Otra batalla debió librar el brigadier para cabalgar sobre las rocas que ahora lo encumbran. Por más de tres décadas se prolongó esta ofensiva que, en algún punto del tiempo, pareció apagarse, rendida sobre las cenizas de la desidia y las carencias económicas. Fueron años de lucha hasta verlo erguirse, en el bronce reservado para los hombres de guerra, a la entrada de la ciudad de Cienfuegos.

La escultura ecuestre revive el instante en que el patriota mambí rompe la serenidad del agua para, sobre su caballo, emprender otra carga al machete contra las huestes españolas. Hay, en la recreación artística, mucho de los tintes épicos que fundieron el mito del revolucionario: la heroicidad, el temple, la entrega desnuda a la causa independentista cubana.

Su autor, Juan García Cruz, moldea en la pieza al tipo de prócer que la historia acostumbra a relegar al olvido por más numerosas e intrépidas que fuesen sus hazañas. Aunque apela a los mismos atributos hieráticos con que suelen glorificarse las epopeyas de nobles e ilustrados, el símbolo que encarna en el hierro es otro.

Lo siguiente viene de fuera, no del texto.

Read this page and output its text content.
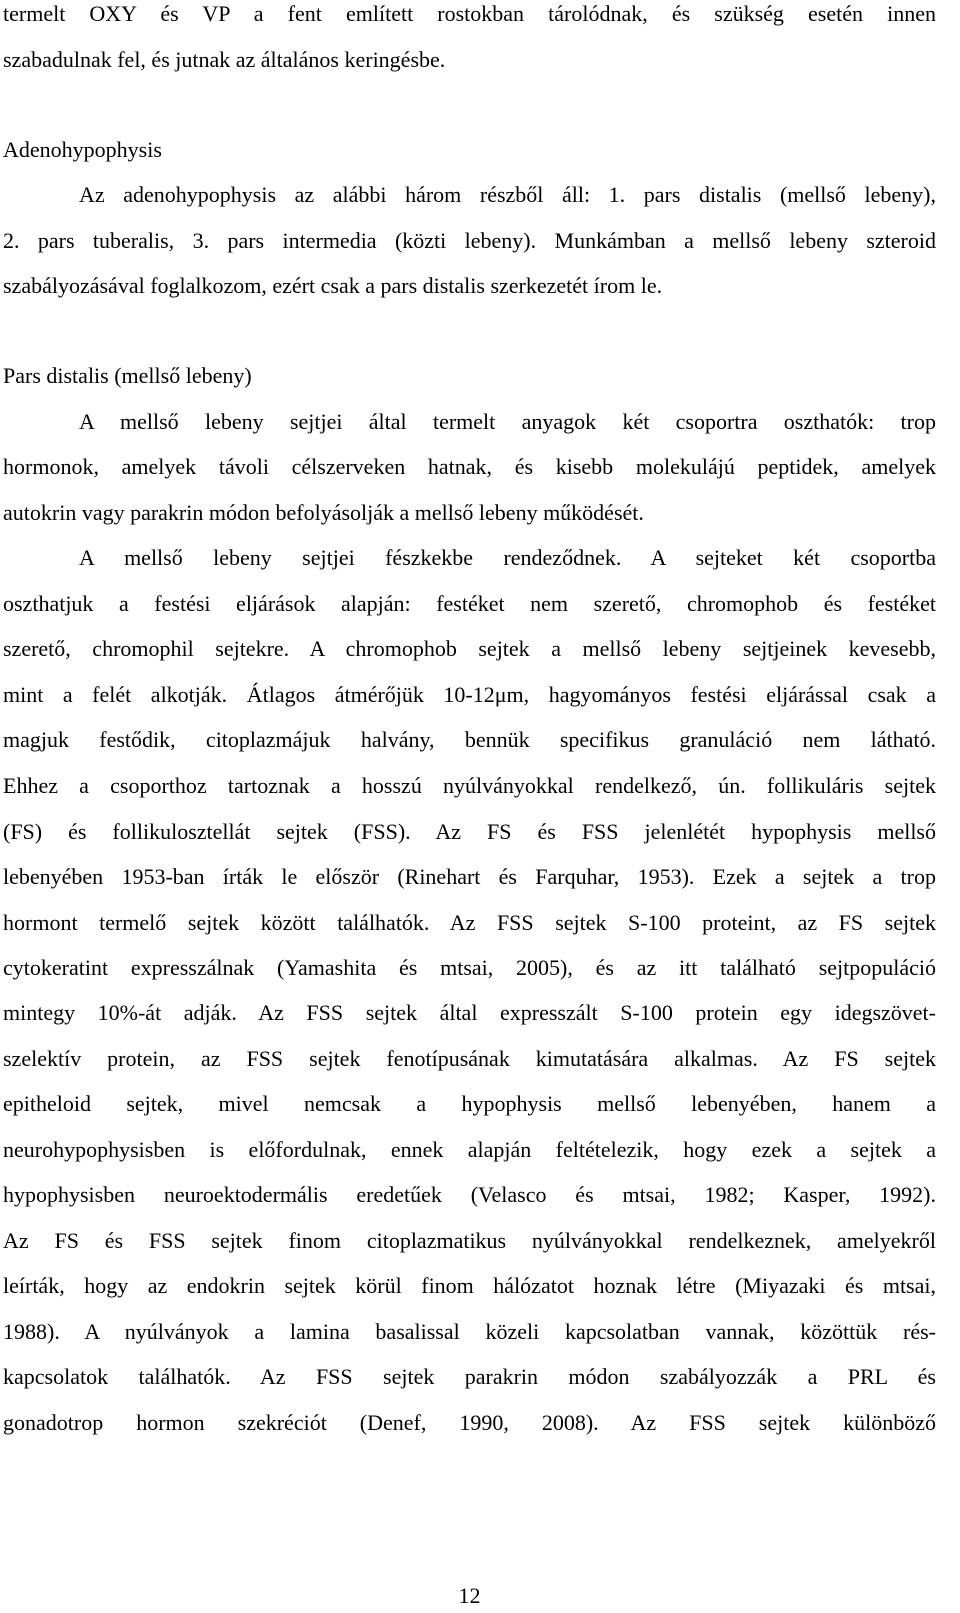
termelt OXY és VP a fent említett rostokban tárolódnak, és szükség esetén innen
szabadulnak fel, és jutnak az általános keringésbe.
Adenohypophysis
Az adenohypophysis az alábbi három részből áll: 1. pars distalis (mellső lebeny),
2. pars tuberalis, 3. pars intermedia (közti lebeny). Munkámban a mellső lebeny szteroid
szabályozásával foglalkozom, ezért csak a pars distalis szerkezetét írom le.
Pars distalis (mellső lebeny)
A mellső lebeny sejtjei által termelt anyagok két csoportra oszthatók: trop
hormonok, amelyek távoli célszerveken hatnak, és kisebb molekulájú peptidek, amelyek
autokrin vagy parakrin módon befolyásolják a mellső lebeny működését.
A mellső lebeny sejtjei fészkekbe rendeződnek. A sejteket két csoportba
oszthatjuk a festési eljárások alapján: festéket nem szerető, chromophob és festéket
szerető, chromophil sejtekre. A chromophob sejtek a mellső lebeny sejtjeinek kevesebb,
mint a felét alkotják. Átlagos átmérőjük 10-12μm, hagyományos festési eljárással csak a
magjuk festődik, citoplazmájuk halvány, bennük specifikus granuláció nem látható.
Ehhez a csoporthoz tartoznak a hosszú nyúlványokkal rendelkező, ún. follikuláris sejtek
(FS) és follikulosztellát sejtek (FSS). Az FS és FSS jelenlétét hypophysis mellső
lebenyében 1953-ban írták le először (Rinehart és Farquhar, 1953). Ezek a sejtek a trop
hormont termelő sejtek között találhatók. Az FSS sejtek S-100 proteint, az FS sejtek
cytokeratint expresszálnak (Yamashita és mtsai, 2005), és az itt található sejtpopuláció
mintegy 10%-át adják. Az FSS sejtek által expresszált S-100 protein egy idegszövet-
szelektív protein, az FSS sejtek fenotípusának kimutatására alkalmas. Az FS sejtek
epitheloid sejtek, mivel nemcsak a hypophysis mellső lebenyében, hanem a
neurohypophysisben is előfordulnak, ennek alapján feltételezik, hogy ezek a sejtek a
hypophysisben neuroektodermális eredetűek (Velasco és mtsai, 1982; Kasper, 1992).
Az FS és FSS sejtek finom citoplazmatikus nyúlványokkal rendelkeznek, amelyekről
leírták, hogy az endokrin sejtek körül finom hálózatot hoznak létre (Miyazaki és mtsai,
1988). A nyúlványok a lamina basalissal közeli kapcsolatban vannak, közöttük rés-
kapcsolatok találhatók. Az FSS sejtek parakrin módon szabályozzák a PRL és
gonadotrop hormon szekréciót (Denef, 1990, 2008). Az FSS sejtek különböző
12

José González Guerra, un hombre de origen humilde, analfabeto, se erige en las puertas de la urbe, adentrándose en la villa donde abrió sus ojos aquel 2 de mayo de 1832. Regresa a la tierra natal como vino a ella la primera vez, descalzo y desarropado; y como debió marchar, en febrero de 1869, meses después de que tronaran las campanas por la ansiada libertad de la Isla.

Lo hace estampado en la más acertada, solemne y majestuosa de las imágenes con que se representa a los grandes guerreros. No urgen otras referencias para entender que es él artífice de sonadas victorias que lo llevaron a escalar peldaños dentro de la jerarquía militar del ejército de Las Villas, pese a los prejuicios elitistas de la época. Su nombramiento como brigadier general reseña las memorables páginas que escribiera en cientos de combates como La Sacra y Palo Seco, y luego en Manaquita, donde asestó al enemigo una derrota de realce.

Guarda, la escultura, la huella redentora de quien supo ganarse la estima de los altos jefes de la contienda del ’68: Céspedes, Agramonte, Gómez; el espíritu del bravo que impulsó a Martí a definirlo como “admirable de valor, de constancia, de infatigabilidad en el amor a sus soldados”; la estirpe de un hijo ilustre de Cienfuegos, del que Fidel lamentó no fuera lo suficientemente recordado ni conocido.

Con ella se empina el tributo aplazado de esta ciudad al héroe que, maltrecho en los llanos de Barajagua, murió el 25 de febrero de 1875. Pero todo ese bronce todavía no basta para salvarlo a él, y a otros tantos, de los silencios de la desmemoria.